Après avoir entendu Shiplett chanter les harmonies sur quelques chansons de Joni Delaurier, Reid lui a passé un coup de fil.

« Au début, j’ai été surpris par la voix de JJ », admet ce dernier. Deux jours plus tard, Shiplett était à Nashville et la paire commençait à travailler sur Something to Believe In, un album qui paraîtra en janvier 2017. Peu de temps après son enregistrement, Reid a invité Shiplett à partir en tournée avec lui afin d’assurer ses premières parties et plus de lui offrir un contrat de gérance auprès de son entreprise, Halo Entertainment. Dans la foulée de ce contrat, des ententes avec Warner Music Canada et eOne Music Publishing ont été conclues, et Paquin Entertainment est devenu son agence de spectacles.

« Je crois sincèrement que l’écriture de chansons doit unir les gens et les frapper en plein cœur. »

« J’ai encore beaucoup de chemin à parcourir, mais j’ai l’impression de rattraper le temps perdu, en ce moment, tu vois?? », nous dit-il depuis sa demeure de Calgary. « Je ne crois pas que je changerais quoi que ce soit, parce que c’est ce qui fait que je suis l’auteur-compositeur-interprète que je suis. Je n’ai aucun regret, et je suis heureux d’aller de l’avant. »

Autant Shiplett a impressionné Reid grâce à sa voix de ténor éraillée, autant l’artiste l’a éventuellement impressionné par son talent d’auteur-compositeur, grâce à des pièces telles que « Darling, Let’s Go Out Tonight » et « Something to Believe In ».

« J’ai bâti ma carrière autour de chansons qui parlent de dévouement, de dévotion, d’admiration : c’est qui je suis », affirme Reid. « Lorsque j’ai entendu “Something to Believe In”, je me suis dit que c’est ce genre de chanson dont les gens ont besoin. Elle m’a tout de suite attiré.
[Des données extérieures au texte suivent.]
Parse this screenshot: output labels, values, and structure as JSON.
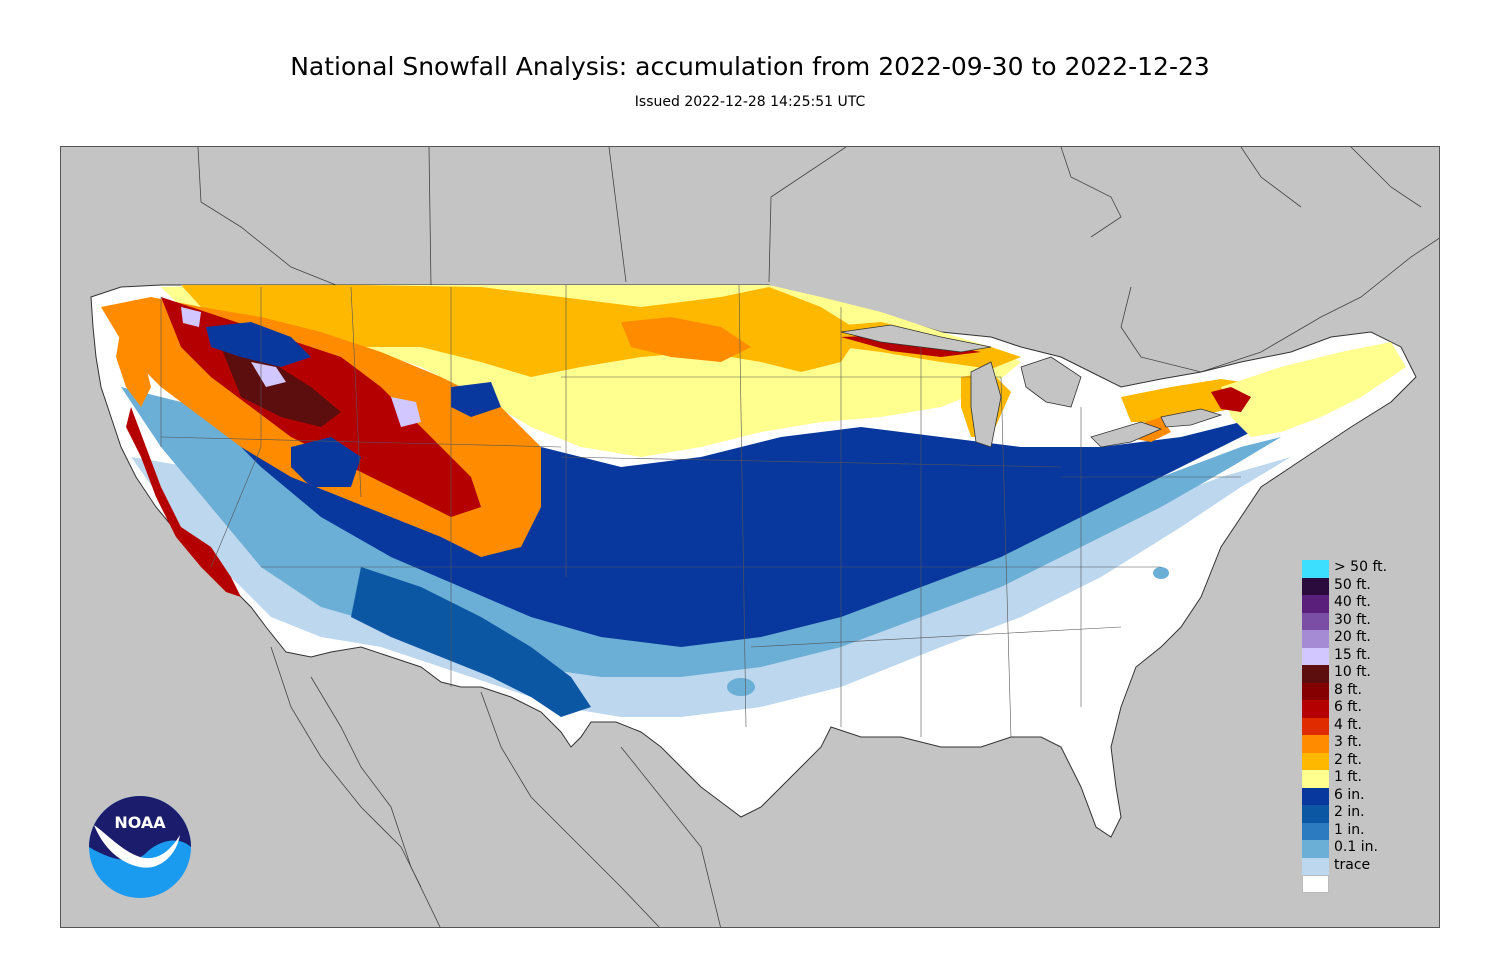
{
  "header": {
    "title": "National Snowfall Analysis: accumulation from 2022-09-30 to 2022-12-23",
    "issued": "Issued 2022-12-28 14:25:51 UTC"
  },
  "logo": {
    "text": "NOAA",
    "icon": "noaa-logo-icon"
  },
  "map": {
    "region": "Contiguous United States",
    "background_color": "#c4c4c4",
    "land_outline_color": "#333333"
  },
  "legend": {
    "items": [
      {
        "label": "> 50 ft.",
        "color": "#3ddfff"
      },
      {
        "label": "50 ft.",
        "color": "#2b0a3d"
      },
      {
        "label": "40 ft.",
        "color": "#5a1f7a"
      },
      {
        "label": "30 ft.",
        "color": "#7a4ea4"
      },
      {
        "label": "20 ft.",
        "color": "#a48bd4"
      },
      {
        "label": "15 ft.",
        "color": "#d2c8ff"
      },
      {
        "label": "10 ft.",
        "color": "#5c0d0d"
      },
      {
        "label": "8 ft.",
        "color": "#850000"
      },
      {
        "label": "6 ft.",
        "color": "#b50000"
      },
      {
        "label": "4 ft.",
        "color": "#e02b00"
      },
      {
        "label": "3 ft.",
        "color": "#ff8c00"
      },
      {
        "label": "2 ft.",
        "color": "#ffb800"
      },
      {
        "label": "1 ft.",
        "color": "#ffff90"
      },
      {
        "label": "6 in.",
        "color": "#08389e"
      },
      {
        "label": "2 in.",
        "color": "#0b57a4"
      },
      {
        "label": "1 in.",
        "color": "#2c7bc0"
      },
      {
        "label": "0.1 in.",
        "color": "#6baed6"
      },
      {
        "label": "trace",
        "color": "#bdd7ee"
      },
      {
        "label": "",
        "color": "#ffffff"
      }
    ]
  }
}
Il m’en a fait une version acoustique, et je pouvais entendre où j’amènerais cette chanson, avec une chorale. La toute première chanson que j’ai entendue était “Darling, Let’s Go Out Tonight”. J’en suis devenu fan sur-le-champ. Il écrit dans un style que je n’ai pas, il est très abstrait, comparativement à moi. »

Mais au-delà de la progression fulgurante de sa carrière, l’écriture de Shiplett n’a pas changé. « Ce que je fais, d’habitude, c’est d’écrire une chanson jusqu’à un certain point », explique le multi-instrumentiste dont le talent musical a été encouragé par ses parents. « Ce point, c’est lorsque j’ai une bonne ébauche de sa structure et de ses arrangements. Mais pour moi, la création de chansons n’est pas une chose sacrée. J’ai quelques amis avec qui je travaille depuis des années et je leur présente cette ébauche et je leur dis “Voici un squelette, tu peux m’aider à mettre un peu de viande autour de l’os??” »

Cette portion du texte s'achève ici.